Fortaleza de Oradea: um milénio de história romena
A Fortaleza de Oradea, um baluarte pentagonal, constitui o coração histórico a partir do qual a cidade de Oradea cresceu. Durante quase mil anos, foi testemunha silenciosa de conflitos, comércio e intercâmbio cultural sob os sucessivos domínios húngaro, otomano e dos Habsburgos.
De mosteiro a baluarte militar
A história da fortaleza começa no final do século XI, quando o Rei Ladislau I da Hungria fundou um mosteiro no local. Esta povoação inicial foi fortificada, mas mais tarde arrasada durante a invasão mongol de 1241. Em resposta, foi reconstruída com estruturas de pedra mais robustas, em estilo gótico. Em 1557, o seu papel mudara de centro religioso, que fora a residência do Bispado Católico Romano desde 1092, para um baluarte militar estratégico.
Arquitetura renascentista e cercos épicos
Entre 1570 e 1618, a fortaleza foi transformada na sua forma pentagonal distinta, uma obra-prima do design renascentista italiano com bastiões proeminentes. Arquitetos como Giacomo Resti e Lodovico Marini orientaram o seu desenvolvimento, com o Príncipe Estêvão Báthory a supervisionar a construção da Porta Poente em 1573. Apesar das suas defesas formidáveis, que incluíam um fosso de 50 metros de largura, a fortaleza caiu três vezes na sua história. O mais notável destes foi um cerco de 45 dias em 1660 que resultou na sua captura pelos Otomanos, que a mantiveram até os Habsburgos a reconquistarem em 1692.

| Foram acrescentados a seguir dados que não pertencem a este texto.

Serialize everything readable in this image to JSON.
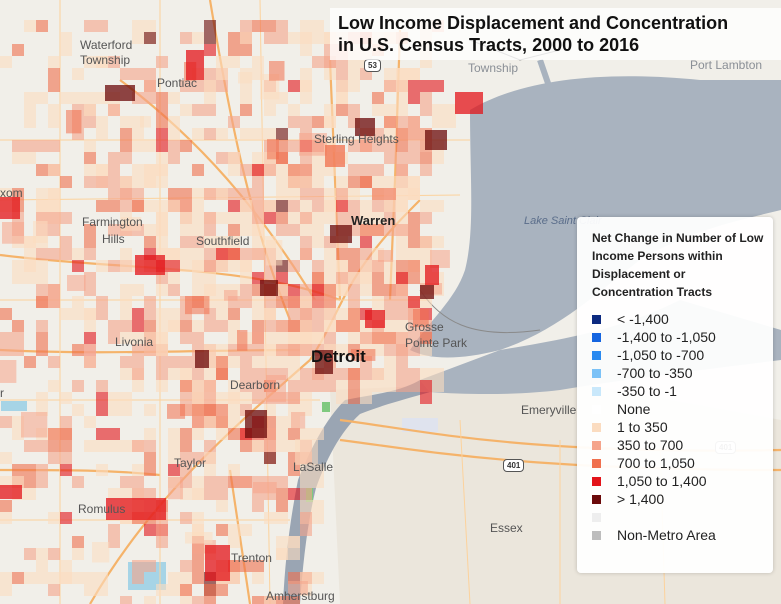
{
  "title": {
    "line1": "Low Income Displacement and Concentration",
    "line2": "in U.S. Census Tracts, 2000 to 2016"
  },
  "places": {
    "waterford": "Waterford",
    "waterford_township": "Township",
    "pontiac": "Pontiac",
    "township": "Township",
    "port_lambton": "Port Lambton",
    "sterling_heights": "Sterling Heights",
    "wixom": "xom",
    "warren": "Warren",
    "farmington": "Farmington",
    "hills": "Hills",
    "southfield": "Southfield",
    "lake_st_clair": "Lake Saint Clair",
    "livonia": "Livonia",
    "grosse": "Grosse",
    "pointe_park": "Pointe Park",
    "detroit": "Detroit",
    "dearborn": "Dearborn",
    "emeryville": "Emeryville",
    "taylor": "Taylor",
    "lasalle": "LaSalle",
    "romulus": "Romulus",
    "essex": "Essex",
    "trenton": "Trenton",
    "amherstburg": "Amherstburg",
    "edge_r": "r"
  },
  "shields": {
    "route_53": "53",
    "hwy_401_a": "401",
    "hwy_401_b": "401"
  },
  "legend": {
    "title": "Net Change in Number of Low Income Persons within Displacement or Concentration Tracts",
    "items": [
      {
        "label": "< -1,400",
        "color": "#0d2a80"
      },
      {
        "label": "-1,400 to -1,050",
        "color": "#1565e0"
      },
      {
        "label": "-1,050 to -700",
        "color": "#2a8af0"
      },
      {
        "label": "-700 to -350",
        "color": "#7cc2f7"
      },
      {
        "label": "-350 to -1",
        "color": "#c9e8fb"
      },
      {
        "label": "None",
        "color": "#ffffff"
      },
      {
        "label": "1 to 350",
        "color": "#fbdcc0"
      },
      {
        "label": "350 to 700",
        "color": "#f5a48b"
      },
      {
        "label": "700 to 1,050",
        "color": "#f0704e"
      },
      {
        "label": "1,050 to 1,400",
        "color": "#e3141a"
      },
      {
        "label": "> 1,400",
        "color": "#6b0a0a"
      }
    ],
    "extra_items": [
      {
        "label": "",
        "color": "#eeeeee"
      },
      {
        "label": "Non-Metro Area",
        "color": "#bdbdbd"
      }
    ]
  },
  "colors": {
    "land": "#f1efe9",
    "water": "#a9b3bf",
    "road": "#f5b36a",
    "river": "#9aa5b3"
  }
}
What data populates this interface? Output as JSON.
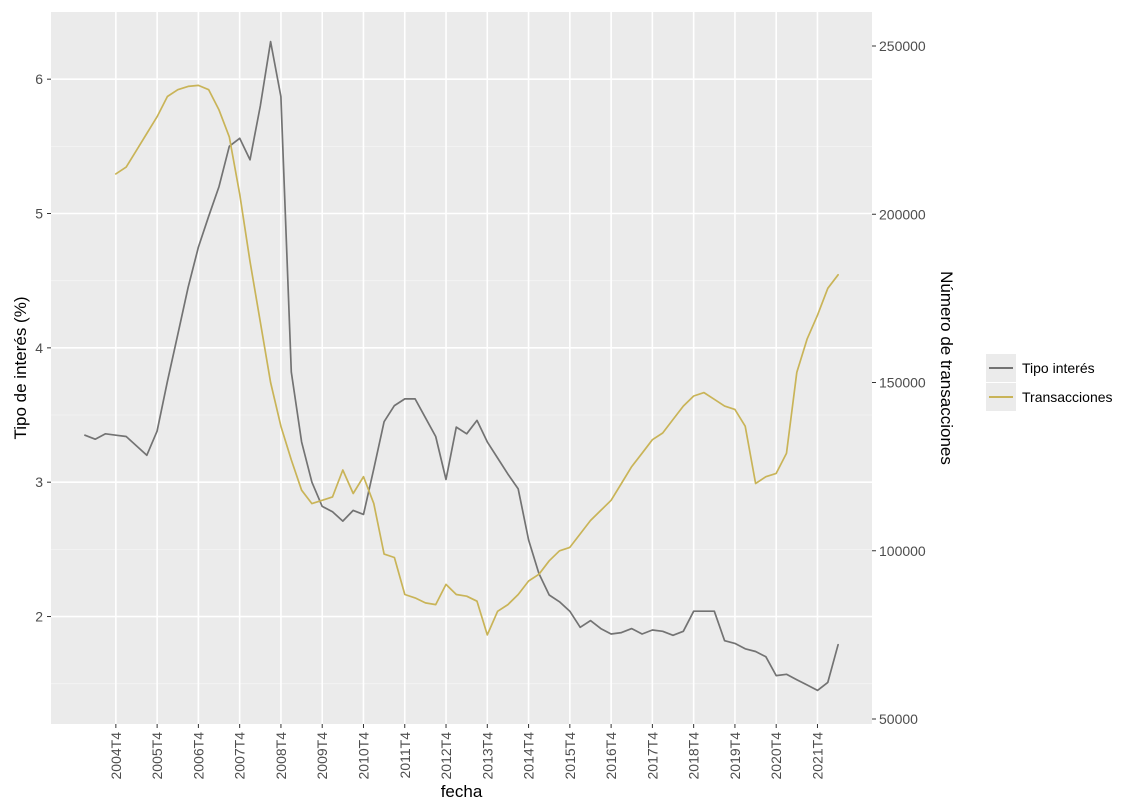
{
  "chart_data": {
    "type": "line",
    "xlabel": "fecha",
    "ylabel_left": "Tipo de interés (%)",
    "ylabel_right": "Número de transacciones",
    "x_tick_labels": [
      "2004T4",
      "2005T4",
      "2006T4",
      "2007T4",
      "2008T4",
      "2009T4",
      "2010T4",
      "2011T4",
      "2012T4",
      "2013T4",
      "2014T4",
      "2015T4",
      "2016T4",
      "2017T4",
      "2018T4",
      "2019T4",
      "2020T4",
      "2021T4"
    ],
    "x_range": [
      "2004T1",
      "2022T2"
    ],
    "ylim_left": [
      1.2,
      6.5
    ],
    "ylim_right": [
      50000,
      250000
    ],
    "yticks_left": [
      "2",
      "3",
      "4",
      "5",
      "6"
    ],
    "yticks_right": [
      "50000",
      "100000",
      "150000",
      "200000",
      "250000"
    ],
    "legend_placement": "right",
    "grid": true,
    "series": [
      {
        "name": "Tipo interés",
        "axis": "left",
        "color": "#737373",
        "values": [
          [
            "2004T1",
            3.35
          ],
          [
            "2004T2",
            3.32
          ],
          [
            "2004T3",
            3.36
          ],
          [
            "2004T4",
            3.35
          ],
          [
            "2005T1",
            3.34
          ],
          [
            "2005T2",
            3.27
          ],
          [
            "2005T3",
            3.2
          ],
          [
            "2005T4",
            3.38
          ],
          [
            "2006T1",
            3.75
          ],
          [
            "2006T2",
            4.1
          ],
          [
            "2006T3",
            4.45
          ],
          [
            "2006T4",
            4.75
          ],
          [
            "2007T1",
            4.98
          ],
          [
            "2007T2",
            5.2
          ],
          [
            "2007T3",
            5.5
          ],
          [
            "2007T4",
            5.56
          ],
          [
            "2008T1",
            5.4
          ],
          [
            "2008T2",
            5.8
          ],
          [
            "2008T3",
            6.28
          ],
          [
            "2008T4",
            5.87
          ],
          [
            "2009T1",
            3.82
          ],
          [
            "2009T2",
            3.3
          ],
          [
            "2009T3",
            3.0
          ],
          [
            "2009T4",
            2.82
          ],
          [
            "2010T1",
            2.78
          ],
          [
            "2010T2",
            2.71
          ],
          [
            "2010T3",
            2.79
          ],
          [
            "2010T4",
            2.76
          ],
          [
            "2011T1",
            3.1
          ],
          [
            "2011T2",
            3.45
          ],
          [
            "2011T3",
            3.57
          ],
          [
            "2011T4",
            3.62
          ],
          [
            "2012T1",
            3.62
          ],
          [
            "2012T2",
            3.48
          ],
          [
            "2012T3",
            3.34
          ],
          [
            "2012T4",
            3.02
          ],
          [
            "2013T1",
            3.41
          ],
          [
            "2013T2",
            3.36
          ],
          [
            "2013T3",
            3.46
          ],
          [
            "2013T4",
            3.3
          ],
          [
            "2014T1",
            3.18
          ],
          [
            "2014T2",
            3.06
          ],
          [
            "2014T3",
            2.95
          ],
          [
            "2014T4",
            2.57
          ],
          [
            "2015T1",
            2.32
          ],
          [
            "2015T2",
            2.16
          ],
          [
            "2015T3",
            2.11
          ],
          [
            "2015T4",
            2.04
          ],
          [
            "2016T1",
            1.92
          ],
          [
            "2016T2",
            1.97
          ],
          [
            "2016T3",
            1.91
          ],
          [
            "2016T4",
            1.87
          ],
          [
            "2017T1",
            1.88
          ],
          [
            "2017T2",
            1.91
          ],
          [
            "2017T3",
            1.87
          ],
          [
            "2017T4",
            1.9
          ],
          [
            "2018T1",
            1.89
          ],
          [
            "2018T2",
            1.86
          ],
          [
            "2018T3",
            1.89
          ],
          [
            "2018T4",
            2.04
          ],
          [
            "2019T1",
            2.04
          ],
          [
            "2019T2",
            2.04
          ],
          [
            "2019T3",
            1.82
          ],
          [
            "2019T4",
            1.8
          ],
          [
            "2020T1",
            1.76
          ],
          [
            "2020T2",
            1.74
          ],
          [
            "2020T3",
            1.7
          ],
          [
            "2020T4",
            1.56
          ],
          [
            "2021T1",
            1.57
          ],
          [
            "2021T2",
            1.53
          ],
          [
            "2021T3",
            1.49
          ],
          [
            "2021T4",
            1.45
          ],
          [
            "2022T1",
            1.51
          ],
          [
            "2022T2",
            1.79
          ]
        ]
      },
      {
        "name": "Transacciones",
        "axis": "right",
        "color": "#c9b458",
        "values": [
          [
            "2004T4",
            212000
          ],
          [
            "2005T1",
            214000
          ],
          [
            "2005T2",
            219000
          ],
          [
            "2005T3",
            224000
          ],
          [
            "2005T4",
            229000
          ],
          [
            "2006T1",
            235000
          ],
          [
            "2006T2",
            237000
          ],
          [
            "2006T3",
            238000
          ],
          [
            "2006T4",
            238300
          ],
          [
            "2007T1",
            237000
          ],
          [
            "2007T2",
            231000
          ],
          [
            "2007T3",
            223000
          ],
          [
            "2007T4",
            206000
          ],
          [
            "2008T1",
            186000
          ],
          [
            "2008T2",
            168000
          ],
          [
            "2008T3",
            150000
          ],
          [
            "2008T4",
            137000
          ],
          [
            "2009T1",
            127000
          ],
          [
            "2009T2",
            118000
          ],
          [
            "2009T3",
            114000
          ],
          [
            "2009T4",
            115000
          ],
          [
            "2010T1",
            116000
          ],
          [
            "2010T2",
            124000
          ],
          [
            "2010T3",
            117000
          ],
          [
            "2010T4",
            122000
          ],
          [
            "2011T1",
            114000
          ],
          [
            "2011T2",
            99000
          ],
          [
            "2011T3",
            98000
          ],
          [
            "2011T4",
            87000
          ],
          [
            "2012T1",
            86000
          ],
          [
            "2012T2",
            84500
          ],
          [
            "2012T3",
            84000
          ],
          [
            "2012T4",
            90000
          ],
          [
            "2013T1",
            87000
          ],
          [
            "2013T2",
            86500
          ],
          [
            "2013T3",
            85000
          ],
          [
            "2013T4",
            75000
          ],
          [
            "2014T1",
            82000
          ],
          [
            "2014T2",
            84000
          ],
          [
            "2014T3",
            87000
          ],
          [
            "2014T4",
            91000
          ],
          [
            "2015T1",
            93000
          ],
          [
            "2015T2",
            97000
          ],
          [
            "2015T3",
            100000
          ],
          [
            "2015T4",
            101000
          ],
          [
            "2016T1",
            105000
          ],
          [
            "2016T2",
            109000
          ],
          [
            "2016T3",
            112000
          ],
          [
            "2016T4",
            115000
          ],
          [
            "2017T1",
            120000
          ],
          [
            "2017T2",
            125000
          ],
          [
            "2017T3",
            129000
          ],
          [
            "2017T4",
            133000
          ],
          [
            "2018T1",
            135000
          ],
          [
            "2018T2",
            139000
          ],
          [
            "2018T3",
            143000
          ],
          [
            "2018T4",
            146000
          ],
          [
            "2019T1",
            147000
          ],
          [
            "2019T2",
            145000
          ],
          [
            "2019T3",
            143000
          ],
          [
            "2019T4",
            142000
          ],
          [
            "2020T1",
            137000
          ],
          [
            "2020T2",
            120000
          ],
          [
            "2020T3",
            122000
          ],
          [
            "2020T4",
            123000
          ],
          [
            "2021T1",
            129000
          ],
          [
            "2021T2",
            153000
          ],
          [
            "2021T3",
            163000
          ],
          [
            "2021T4",
            170000
          ],
          [
            "2022T1",
            178000
          ],
          [
            "2022T2",
            182000
          ]
        ]
      }
    ]
  }
}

Um centro de ciência e realeza
Para além da sua importância militar, a fortaleza foi um centro europeu fulcral do Humanismo e do Renascimento durante o século XV. Albergava uma biblioteca considerável e, notavelmente, um observatório astronómico. Aqui, o físico Georg von Peuerbach fixou o meridiano zero para os mapas, colocando Oradea no centro do mundo cartográfico durante séculos, antes de Greenwich. A fortaleza tornou-se também a última morada de sete cabeças coroadas, incluindo o seu fundador, o Rei Ladislau I, e Sigismundo do Luxemburgo, o único Sacro Imperador Romano-Germânico sepultado fora da Alemanha.
Um engenhoso sistema de defesa
O fosso defensivo que rodeava a fortaleza era uma maravilha da engenharia. Era abastecido tanto pelas águas termais do rio Peța como pela água fria do rio Crișul Repede. Esta mistura mantinha um fluxo e uma temperatura constantes que impediam que o fosso congelasse no inverno, assegurando que a fortaleza permanecesse inexpugnável durante todo o ano.
A fortaleza hoje
Após um extenso restauro entre 2009 e 2015, a Fortaleza de Oradea renasceu como um vibrante centro cultural e educacional. Alberga o Museu da Cidade de Oradea, que exibe a história local, e a Faculdade de Artes Visuais da Universidade de Oradea. As muralhas históricas encerram agora oficinas de artesãos, restaurantes e uma Casa de Casamentos. Os terrenos da fortaleza servem de palco popular para festivais medievais, teatro de verão e noites de cinema ao ar livre, enquanto o antigo fosso foi transformado num passeio panorâmico.
FAQ
Porque é que a Fortaleza de Oradea é importante?
A Fortaleza de Oradea é importante pela sua história de quase mil anos, pela sua arquitetura única de estilo renascentista italiano e forma pentagonal, e pelo seu papel como um importante centro cultural e científico. Durante vários séculos, o seu observatório foi o local do meridiano de referência para os mapas-múndi.
Quem está sepultado na Fortaleza de Oradea?
A igreja católica e o cemitério da fortaleza foram a última morada de sete indivíduos coroados, com destaque para o Rei Ladislau I da Hungria e o Sacro Imperador Romano-Germânico Sigismundo do Luxemburgo.
O que se pode fazer hoje na Fortaleza de Oradea?
Hoje, a fortaleza é um centro cultural que alberga o Museu da Cidade de Oradea, a Faculdade de Artes Visuais, restaurantes e oficinas de artesãos. Acolhe vários eventos culturais, como festivais e teatro de verão, e o seu fosso circundante é um passeio público.
Quantas vezes foi conquistada a Fortaleza de Oradea?
Apesar dos numerosos cercos ao longo da sua longa história, a Fortaleza de Oradea foi conquistada apenas três vezes. As conquistas notáveis incluem o cerco otomano em 1660 e a subsequente reconquista pelos Habsburgos em 1692.